What is a gene? Perhaps a simple question, but no clear answer is given by geneticists. Although the concept of a gene has been shown to be much more complex than ‘a DNA sequence transcribed into RNA and translated into a single protein product’, scientists often ignore this complexity. For example, while the majority of human genes show differential splicing, expression analysis is typically performed in function of genes, not transcripts (PubMed for instance has more than 800,000 ‘gene expression’ papers but only around 2,000 ‘transcript expression’ papers). I do believe that most of the authors of these papers are not ignorant of the concept of alternative splicing, but rather that transcripts are harder to study because less is known about specific transcripts functions than about gene functions, and because transcript analysis used to be more challenging from a technological perspective.

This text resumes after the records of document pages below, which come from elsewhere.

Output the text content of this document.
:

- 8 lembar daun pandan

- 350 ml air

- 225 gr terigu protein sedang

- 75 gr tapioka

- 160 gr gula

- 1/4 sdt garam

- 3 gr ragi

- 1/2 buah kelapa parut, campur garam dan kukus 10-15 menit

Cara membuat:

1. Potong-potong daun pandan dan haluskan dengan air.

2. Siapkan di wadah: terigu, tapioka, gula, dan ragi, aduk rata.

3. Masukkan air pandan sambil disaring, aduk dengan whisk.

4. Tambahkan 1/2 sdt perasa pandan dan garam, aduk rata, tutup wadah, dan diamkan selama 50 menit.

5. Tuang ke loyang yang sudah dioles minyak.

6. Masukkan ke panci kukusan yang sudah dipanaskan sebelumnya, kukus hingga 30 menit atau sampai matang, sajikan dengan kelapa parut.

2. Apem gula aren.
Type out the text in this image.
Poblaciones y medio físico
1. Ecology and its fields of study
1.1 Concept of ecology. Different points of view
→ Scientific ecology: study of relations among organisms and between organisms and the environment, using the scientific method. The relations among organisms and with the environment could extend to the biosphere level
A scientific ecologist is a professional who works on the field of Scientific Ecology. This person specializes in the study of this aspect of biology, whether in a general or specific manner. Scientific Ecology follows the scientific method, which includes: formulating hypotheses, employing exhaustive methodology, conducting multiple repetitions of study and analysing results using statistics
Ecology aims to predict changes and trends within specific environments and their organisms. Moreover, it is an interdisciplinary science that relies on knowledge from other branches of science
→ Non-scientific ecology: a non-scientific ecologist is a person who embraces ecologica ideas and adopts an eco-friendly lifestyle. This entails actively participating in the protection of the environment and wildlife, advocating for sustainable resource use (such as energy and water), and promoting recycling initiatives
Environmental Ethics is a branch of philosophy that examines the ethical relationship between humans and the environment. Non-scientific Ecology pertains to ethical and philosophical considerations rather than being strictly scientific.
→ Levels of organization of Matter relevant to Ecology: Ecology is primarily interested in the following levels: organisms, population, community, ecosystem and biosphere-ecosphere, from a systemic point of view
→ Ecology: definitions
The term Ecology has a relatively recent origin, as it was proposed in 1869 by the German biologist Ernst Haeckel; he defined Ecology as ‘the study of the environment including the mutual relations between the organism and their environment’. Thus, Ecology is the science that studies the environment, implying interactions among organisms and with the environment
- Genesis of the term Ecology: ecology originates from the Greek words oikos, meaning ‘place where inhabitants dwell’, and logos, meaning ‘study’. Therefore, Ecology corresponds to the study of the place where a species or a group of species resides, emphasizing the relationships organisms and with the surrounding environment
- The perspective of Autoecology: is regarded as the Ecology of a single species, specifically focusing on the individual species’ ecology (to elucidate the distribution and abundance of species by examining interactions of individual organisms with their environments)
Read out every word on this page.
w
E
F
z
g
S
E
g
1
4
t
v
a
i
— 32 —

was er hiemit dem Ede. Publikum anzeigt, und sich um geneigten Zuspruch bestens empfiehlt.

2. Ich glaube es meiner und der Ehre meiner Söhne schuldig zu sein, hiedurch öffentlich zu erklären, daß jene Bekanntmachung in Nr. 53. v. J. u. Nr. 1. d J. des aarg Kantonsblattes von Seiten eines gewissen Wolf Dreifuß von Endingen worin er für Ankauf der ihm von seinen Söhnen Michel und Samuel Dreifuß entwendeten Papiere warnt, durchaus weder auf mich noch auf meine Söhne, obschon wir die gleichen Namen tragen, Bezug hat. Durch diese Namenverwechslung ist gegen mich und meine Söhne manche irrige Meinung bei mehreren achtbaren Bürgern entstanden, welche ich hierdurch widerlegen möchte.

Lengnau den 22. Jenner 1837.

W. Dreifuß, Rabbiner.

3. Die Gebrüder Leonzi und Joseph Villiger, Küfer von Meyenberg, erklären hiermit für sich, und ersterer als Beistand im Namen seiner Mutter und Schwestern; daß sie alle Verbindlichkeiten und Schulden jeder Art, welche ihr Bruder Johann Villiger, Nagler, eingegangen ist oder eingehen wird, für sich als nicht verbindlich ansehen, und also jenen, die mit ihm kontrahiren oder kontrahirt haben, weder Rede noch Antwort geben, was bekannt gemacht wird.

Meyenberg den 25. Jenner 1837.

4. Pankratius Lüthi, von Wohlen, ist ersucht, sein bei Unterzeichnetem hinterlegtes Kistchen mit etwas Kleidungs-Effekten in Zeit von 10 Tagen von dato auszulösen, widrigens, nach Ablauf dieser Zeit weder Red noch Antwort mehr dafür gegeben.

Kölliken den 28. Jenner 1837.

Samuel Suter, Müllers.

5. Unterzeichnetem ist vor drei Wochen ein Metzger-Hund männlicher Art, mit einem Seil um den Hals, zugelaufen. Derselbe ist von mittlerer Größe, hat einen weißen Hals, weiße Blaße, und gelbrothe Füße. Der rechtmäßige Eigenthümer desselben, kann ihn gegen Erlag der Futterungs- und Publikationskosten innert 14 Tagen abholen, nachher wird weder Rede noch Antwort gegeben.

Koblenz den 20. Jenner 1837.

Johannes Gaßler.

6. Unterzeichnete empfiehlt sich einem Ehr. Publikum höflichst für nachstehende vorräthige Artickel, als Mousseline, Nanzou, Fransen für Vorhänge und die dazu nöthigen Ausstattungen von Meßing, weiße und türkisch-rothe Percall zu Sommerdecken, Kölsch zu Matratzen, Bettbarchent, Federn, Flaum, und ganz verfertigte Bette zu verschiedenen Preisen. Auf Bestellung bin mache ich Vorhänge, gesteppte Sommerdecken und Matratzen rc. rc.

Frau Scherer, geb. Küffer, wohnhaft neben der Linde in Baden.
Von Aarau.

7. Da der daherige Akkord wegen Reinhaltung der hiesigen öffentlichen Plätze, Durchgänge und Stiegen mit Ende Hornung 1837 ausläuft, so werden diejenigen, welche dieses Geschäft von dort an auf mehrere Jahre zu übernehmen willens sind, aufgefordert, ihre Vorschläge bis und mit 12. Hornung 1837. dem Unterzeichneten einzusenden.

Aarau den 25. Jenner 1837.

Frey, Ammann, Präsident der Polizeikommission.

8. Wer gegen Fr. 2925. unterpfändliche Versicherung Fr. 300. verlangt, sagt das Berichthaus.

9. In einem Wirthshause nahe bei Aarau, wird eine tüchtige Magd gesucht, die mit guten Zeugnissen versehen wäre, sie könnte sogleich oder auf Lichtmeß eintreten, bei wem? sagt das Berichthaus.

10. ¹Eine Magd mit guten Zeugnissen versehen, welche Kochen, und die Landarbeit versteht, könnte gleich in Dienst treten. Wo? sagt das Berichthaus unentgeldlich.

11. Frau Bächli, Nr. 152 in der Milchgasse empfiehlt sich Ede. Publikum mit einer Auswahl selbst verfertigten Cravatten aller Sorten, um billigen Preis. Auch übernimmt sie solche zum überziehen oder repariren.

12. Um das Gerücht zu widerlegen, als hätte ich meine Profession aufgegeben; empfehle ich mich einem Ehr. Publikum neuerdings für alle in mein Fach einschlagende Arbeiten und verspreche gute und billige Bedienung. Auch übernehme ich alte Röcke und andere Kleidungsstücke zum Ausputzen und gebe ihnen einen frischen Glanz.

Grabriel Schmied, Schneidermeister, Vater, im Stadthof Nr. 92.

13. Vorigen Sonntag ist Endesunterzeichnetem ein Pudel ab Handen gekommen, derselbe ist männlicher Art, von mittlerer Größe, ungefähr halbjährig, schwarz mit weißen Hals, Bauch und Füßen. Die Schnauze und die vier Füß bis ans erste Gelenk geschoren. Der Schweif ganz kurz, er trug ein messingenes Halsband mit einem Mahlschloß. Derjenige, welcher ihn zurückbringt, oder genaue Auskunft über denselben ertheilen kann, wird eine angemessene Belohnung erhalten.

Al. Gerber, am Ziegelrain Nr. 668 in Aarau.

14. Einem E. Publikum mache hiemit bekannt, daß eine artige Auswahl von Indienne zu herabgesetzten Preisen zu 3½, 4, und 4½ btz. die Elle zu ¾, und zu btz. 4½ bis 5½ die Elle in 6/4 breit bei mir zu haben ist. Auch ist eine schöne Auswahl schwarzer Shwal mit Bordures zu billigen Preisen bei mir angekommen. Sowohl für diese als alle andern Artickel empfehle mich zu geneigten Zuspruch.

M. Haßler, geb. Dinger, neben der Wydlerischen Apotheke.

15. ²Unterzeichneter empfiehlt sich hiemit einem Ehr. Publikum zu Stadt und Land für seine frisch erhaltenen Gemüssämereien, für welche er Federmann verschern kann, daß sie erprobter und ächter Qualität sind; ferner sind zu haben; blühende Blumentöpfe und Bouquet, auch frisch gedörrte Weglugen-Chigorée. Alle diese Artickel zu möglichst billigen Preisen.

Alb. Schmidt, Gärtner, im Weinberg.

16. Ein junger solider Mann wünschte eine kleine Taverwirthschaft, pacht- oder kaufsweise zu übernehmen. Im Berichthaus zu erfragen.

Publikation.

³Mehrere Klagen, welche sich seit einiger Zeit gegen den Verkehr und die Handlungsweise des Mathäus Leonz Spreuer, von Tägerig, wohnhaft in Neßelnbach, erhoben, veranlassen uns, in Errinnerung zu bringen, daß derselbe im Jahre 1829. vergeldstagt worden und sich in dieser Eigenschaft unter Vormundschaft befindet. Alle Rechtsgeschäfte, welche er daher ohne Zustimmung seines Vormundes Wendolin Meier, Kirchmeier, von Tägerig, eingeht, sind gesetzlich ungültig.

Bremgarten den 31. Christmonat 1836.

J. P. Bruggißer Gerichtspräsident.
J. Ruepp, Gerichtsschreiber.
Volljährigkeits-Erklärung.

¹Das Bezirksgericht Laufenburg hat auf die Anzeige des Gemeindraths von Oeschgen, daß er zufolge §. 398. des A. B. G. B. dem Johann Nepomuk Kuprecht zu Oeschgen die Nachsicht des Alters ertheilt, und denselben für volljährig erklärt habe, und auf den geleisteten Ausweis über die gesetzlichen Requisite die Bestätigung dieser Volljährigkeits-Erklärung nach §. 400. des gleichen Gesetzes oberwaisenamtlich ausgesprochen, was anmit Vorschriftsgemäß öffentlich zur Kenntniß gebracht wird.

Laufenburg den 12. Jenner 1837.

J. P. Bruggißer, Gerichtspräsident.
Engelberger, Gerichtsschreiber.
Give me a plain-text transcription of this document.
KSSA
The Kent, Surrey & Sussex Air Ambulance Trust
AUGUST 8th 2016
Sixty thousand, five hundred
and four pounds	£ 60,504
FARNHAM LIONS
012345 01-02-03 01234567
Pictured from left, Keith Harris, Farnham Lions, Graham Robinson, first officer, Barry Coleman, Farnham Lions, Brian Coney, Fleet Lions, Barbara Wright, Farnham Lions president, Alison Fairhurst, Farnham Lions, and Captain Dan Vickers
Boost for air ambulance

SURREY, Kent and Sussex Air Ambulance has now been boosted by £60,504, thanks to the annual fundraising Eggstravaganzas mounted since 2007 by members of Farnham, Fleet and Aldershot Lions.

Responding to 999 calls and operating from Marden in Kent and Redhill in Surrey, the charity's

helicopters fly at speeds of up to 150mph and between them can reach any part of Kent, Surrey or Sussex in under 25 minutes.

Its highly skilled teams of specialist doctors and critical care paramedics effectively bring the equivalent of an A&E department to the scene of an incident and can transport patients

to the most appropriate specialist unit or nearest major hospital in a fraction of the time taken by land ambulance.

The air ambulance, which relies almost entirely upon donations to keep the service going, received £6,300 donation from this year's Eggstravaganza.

RNA-seq really enables us to perform decent transcript analysis. Not only to discover and describe novel transcripts, but also to routinely perform expression analysis at the transcript level. Transcript expression analysis requires a greater read depth and more complex analyses but gives more accurate insights in what is really going on in the transcriptome. However, some skeptics wonder whether the newly discovered transcripts, especially those that are expressed at low levels, are real and biologically relevant and not just a glitch from our cellular machinery or sequence methodology and data-analysis.
To shed some light on this question Biogazelle participated in the SEQC study by validating a series of newly identified transcripts by means of quantitative PCR. The Sequencing Quality Control (SEQC aka MAQC-III) study aims to assess the technical performance of next-generation sequencing platforms by generating benchmark datasets with reference samples and evaluating advantages and limitations of various bioinformatics strategies in RNA and DNA analyses. We selected 160 splice junctions with widely varying sequence coverage and differing in the level of support by the various algorithms used to identify the novel junctions (CStar, Magic, Subread) for qPCR validation. Of note, qPCR based transcript analysis is a lot more challenging than conventional gene centric expression analysis. Previously, we published that PCR specificity should come from the primer sequences, and not from the detection probe (
). The top Figure shows a model of an alternatively spliced gene with exons represented by blue boxes, introns by continuous blue lines and the splicing event leading to the novel junction as a blue dotted line. Confirmation of the first transcript by PCR can be done easily because the combination of the junction flanking exons is unique, allowing the design of a primer set uniquely amplifying transcript variant 1. Confirmation of the second transcript is more challenging because the combination of flanking exons occurs in other transcripts as well. Qualitative confirmation can be achieved by combining a primer set that does not uniquely amplify the second transcript (2a) with amplicon length analysis to confirm which transcripts are present. For quantitative (qPCR) analysis, a primer set unique for the novel junction in transcript two needs to be designed. To avoid co-amplification of other transcripts, we require that the primer overlaps the junction with at least 5 bases at its 3’ end and 7 bases at its 5’ end.
Using our in-house PCR assay design pipeline primerXL, qPCR assays were designed for 160 junctions. Following wet-lab testing, we obtained a very high confirmation rate using qPCR supplemented by amplicon size analysis when needed. All of the novel junctions predicted by multiple algorithms could be confirmed by qPCR. Even for junctions predicted by just a single algorithm, a 83% confirmation rate was obtained. In the meantime, several of these junctions have appeared in the Ensembl database, further strengthening that these are genuine alternative transcripts and not a consequence of erroneous data processing.
Table 1: RT-qPCR confirmation rate of novel splice variants identified by RNA sequencing in the SEQC study (
).
junction prediction | number of junctions | number confirmed | confirmation rate |
multiple algorithms | 136 | 136 | 100% |
single algorithms | 24 | 20 |
With the technology to identify novel junctions (i.e. RNA-seq) and to analyze the expression of these specific transcripts in larger sample sets (using RT-qPCR), we are now ready to further investigate the biological meaning of these specific transcripts. Exciting times ahead of us!